To complicate matters, her body seemed to be rejecting the titanium rod holding her leg and her life together. They’re not sure if it was a metal allergy, but she had many symptoms associated with the hardware, Cunningham said.
“Hers was complicated because the hardware was irritating her,” Cunningham said.
But it had to stay in for 18 months and not a day less. The femur is the biggest bone in your body and it’s takes at least a year to heal, Cunningham said.
“People debate whether metal allergies exist. We know she felt better getting that hardware out of there,” Cunningham said.
About her recovery
Buchanan climbs mountains all over the world with Love Hope Strength, a Colorado-based organization.
She spent 19 long, painful months with all that hardware in her leg. She was not improving. She couldn’t climb stairs, let alone join expeditions with Love Hope Strength, and a trip to Mount Everest base camp in Nepal was on the horizon in December.
“In the middle of July, I couldn’t go up a flight of stairs without the railing,” Buchanan said. “It’s been such a big part of my life and I didn’t think I’d ever be able to climb a mountain again.”
Dr. Thomas Olsen at Howard Head was leading her recovery. He said a metal allergy might a possibility, but a titanium allergy is so very rare.
“Cunningham consulted with the other great orthos of the Vail Valley. No one had an answer, and my limited progress began to deteriorate. I was getting worse,” Buchanan said.
Weeks turned into months of physical therapy, dry needling, massage therapy, X-rays and pain — 24/7 “muscle-ripping-off-my-bone” pain, she said.
She wanted the rod taken out, so Cunningham consulted a specialist in Denver. Buchanan said the specialist’s advice was to continue the current course of treatment, but if she could convince Cunningham to take it out, more power to her.
Buchanan is a force of nature, and you won’t be surprised to learn that Cunningham removed the rod six days later —19 months after he put it in.
The pain that had been her constant tormentor immediately subsided.

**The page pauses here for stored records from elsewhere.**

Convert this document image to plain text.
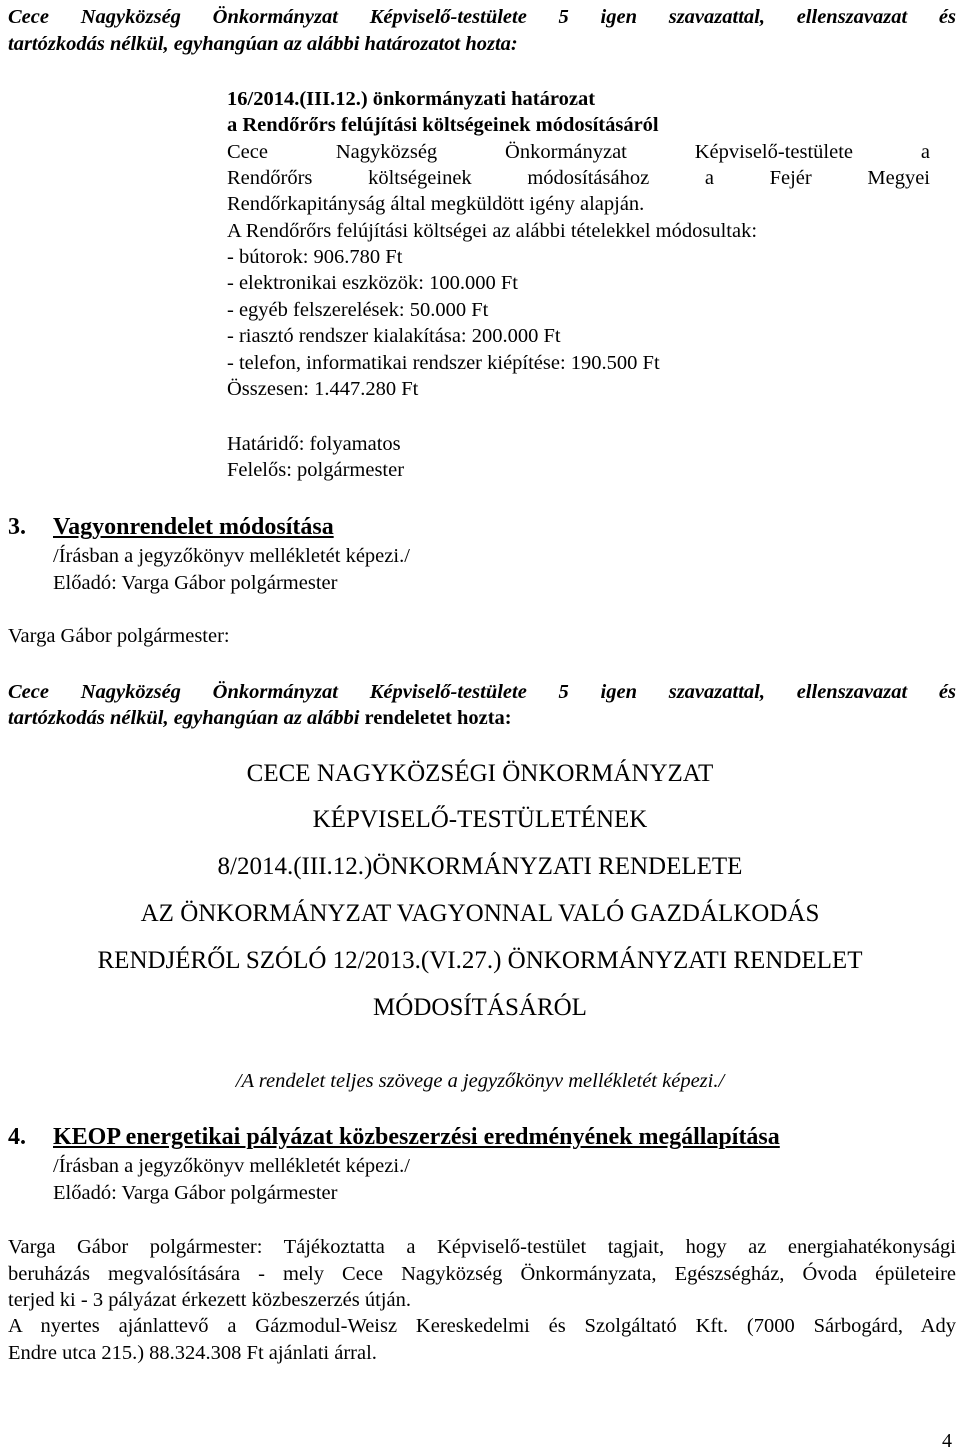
Cece Nagyközség Önkormányzat Képviselő-testülete 5 igen szavazattal, ellenszavazat és
tartózkodás nélkül, egyhangúan az alábbi határozatot hozta:
16/2014.(III.12.) önkormányzati határozat
a Rendőrőrs felújítási költségeinek módosításáról
Cece Nagyközség Önkormányzat Képviselő-testülete a
Rendőrőrs költségeinek módosításához a Fejér Megyei
Rendőrkapitányság által megküldött igény alapján.
A Rendőrőrs felújítási költségei az alábbi tételekkel módosultak:
- bútorok: 906.780 Ft
- elektronikai eszközök: 100.000 Ft
- egyéb felszerelések: 50.000 Ft
- riasztó rendszer kialakítása: 200.000 Ft
- telefon, informatikai rendszer kiépítése: 190.500 Ft
Összesen: 1.447.280 Ft
Határidő: folyamatos
Felelős: polgármester
3. Vagyonrendelet módosítása
/Írásban a jegyzőkönyv mellékletét képezi./
Előadó: Varga Gábor polgármester
Varga Gábor polgármester:
Cece Nagyközség Önkormányzat Képviselő-testülete 5 igen szavazattal, ellenszavazat és
tartózkodás nélkül, egyhangúan az alábbi rendeletet hozta:
CECE NAGYKÖZSÉGI ÖNKORMÁNYZAT
KÉPVISELŐ-TESTÜLETÉNEK
8/2014.(III.12.)ÖNKORMÁNYZATI RENDELETE
AZ ÖNKORMÁNYZAT VAGYONNAL VALÓ GAZDÁLKODÁS
RENDJÉRŐL SZÓLÓ 12/2013.(VI.27.) ÖNKORMÁNYZATI RENDELET
MÓDOSÍTÁSÁRÓL
/A rendelet teljes szövege a jegyzőkönyv mellékletét képezi./
4. KEOP energetikai pályázat közbeszerzési eredményének megállapítása
/Írásban a jegyzőkönyv mellékletét képezi./
Előadó: Varga Gábor polgármester
Varga Gábor polgármester: Tájékoztatta a Képviselő-testület tagjait, hogy az energiahatékonysági
beruházás megvalósítására - mely Cece Nagyközség Önkormányzata, Egészségház, Óvoda épületeire
terjed ki - 3 pályázat érkezett közbeszerzés útján.
A nyertes ajánlattevő a Gázmodul-Weisz Kereskedelmi és Szolgáltató Kft. (7000 Sárbogárd, Ady
Endre utca 215.) 88.324.308 Ft ajánlati árral.
4
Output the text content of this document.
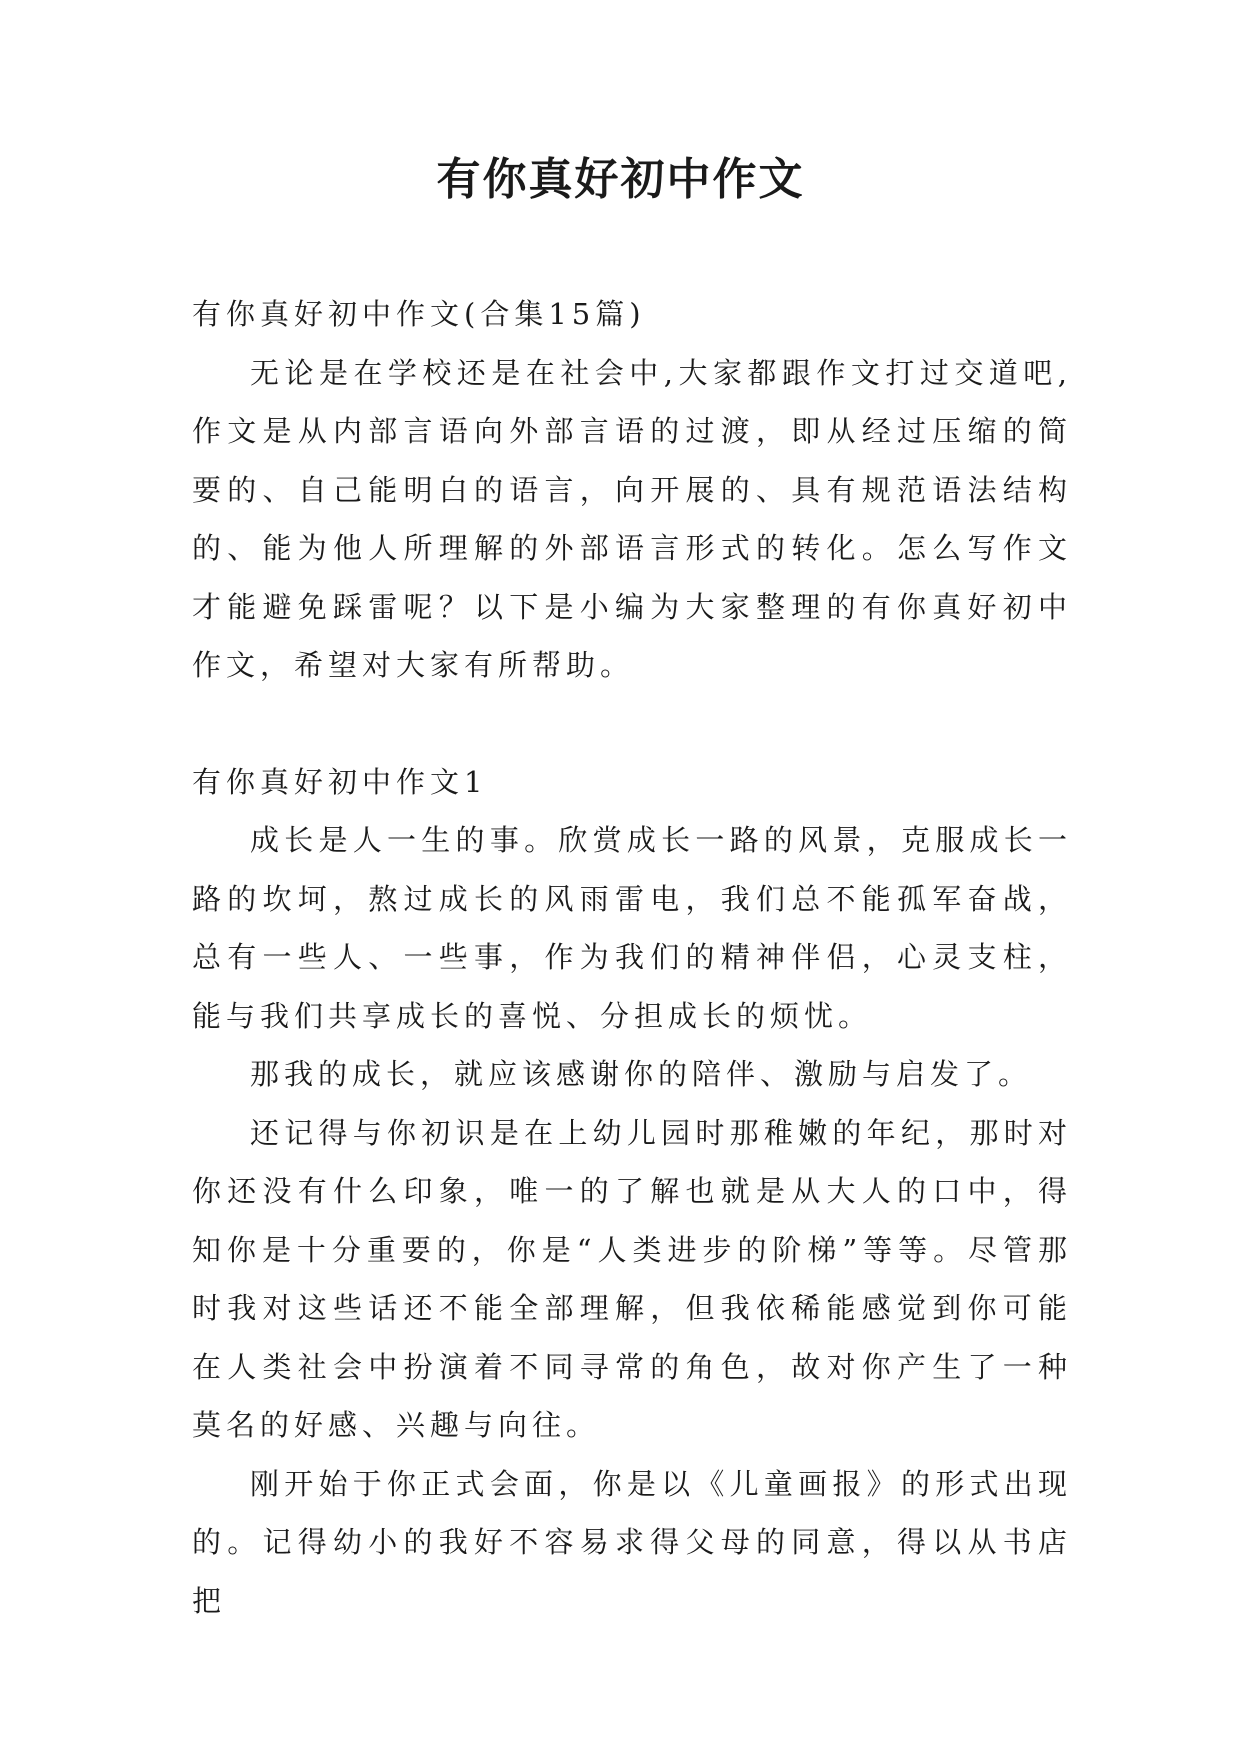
有你真好初中作文

有你真好初中作文(合集15篇)

无论是在学校还是在社会中,大家都跟作文打过交道吧,作文是从内部言语向外部言语的过渡，即从经过压缩的简要的、自己能明白的语言，向开展的、具有规范语法结构的、能为他人所理解的外部语言形式的转化。怎么写作文才能避免踩雷呢？以下是小编为大家整理的有你真好初中作文，希望对大家有所帮助。

有你真好初中作文1

成长是人一生的事。欣赏成长一路的风景，克服成长一路的坎坷，熬过成长的风雨雷电，我们总不能孤军奋战，总有一些人、一些事，作为我们的精神伴侣，心灵支柱，能与我们共享成长的喜悦、分担成长的烦忧。

那我的成长，就应该感谢你的陪伴、激励与启发了。

还记得与你初识是在上幼儿园时那稚嫩的年纪，那时对你还没有什么印象，唯一的了解也就是从大人的口中，得知你是十分重要的，你是“人类进步的阶梯”等等。尽管那时我对这些话还不能全部理解，但我依稀能感觉到你可能在人类社会中扮演着不同寻常的角色，故对你产生了一种莫名的好感、兴趣与向往。

刚开始于你正式会面，你是以《儿童画报》的形式出现的。记得幼小的我好不容易求得父母的同意，得以从书店把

“All my friends knew it was in there, but didn’t know how big it is,” Buchanan said.
She was sore because the bone marrow was growing back, but that pain was gone.
“After 19 months of constant chronic debilitating pain, it was finally gone,” she said. “The life I once knew came rushing back.”
A month later, she could climb stairs unassisted. Four months after that, with her team’s approval, she left for Nepal with Love Hope Strength to hike to Everest base camp (17,500 feet) and Kalapathar (18,500 feet), a 14-day trek.
It wasn’t just a trek; it was a pilgrimage.
“I was able to spread my father’s ashes at base camp, which made the almost two years of pain, loss and fight worth every moment,” she said. “I am now starting a running program, something I had prepared myself to never do again.”
She’s back from Everest, and Cunningham said he’s confident she’ll be back on Vail Mountain soon.
“That’s the last mountain to climb,” Cunningham said.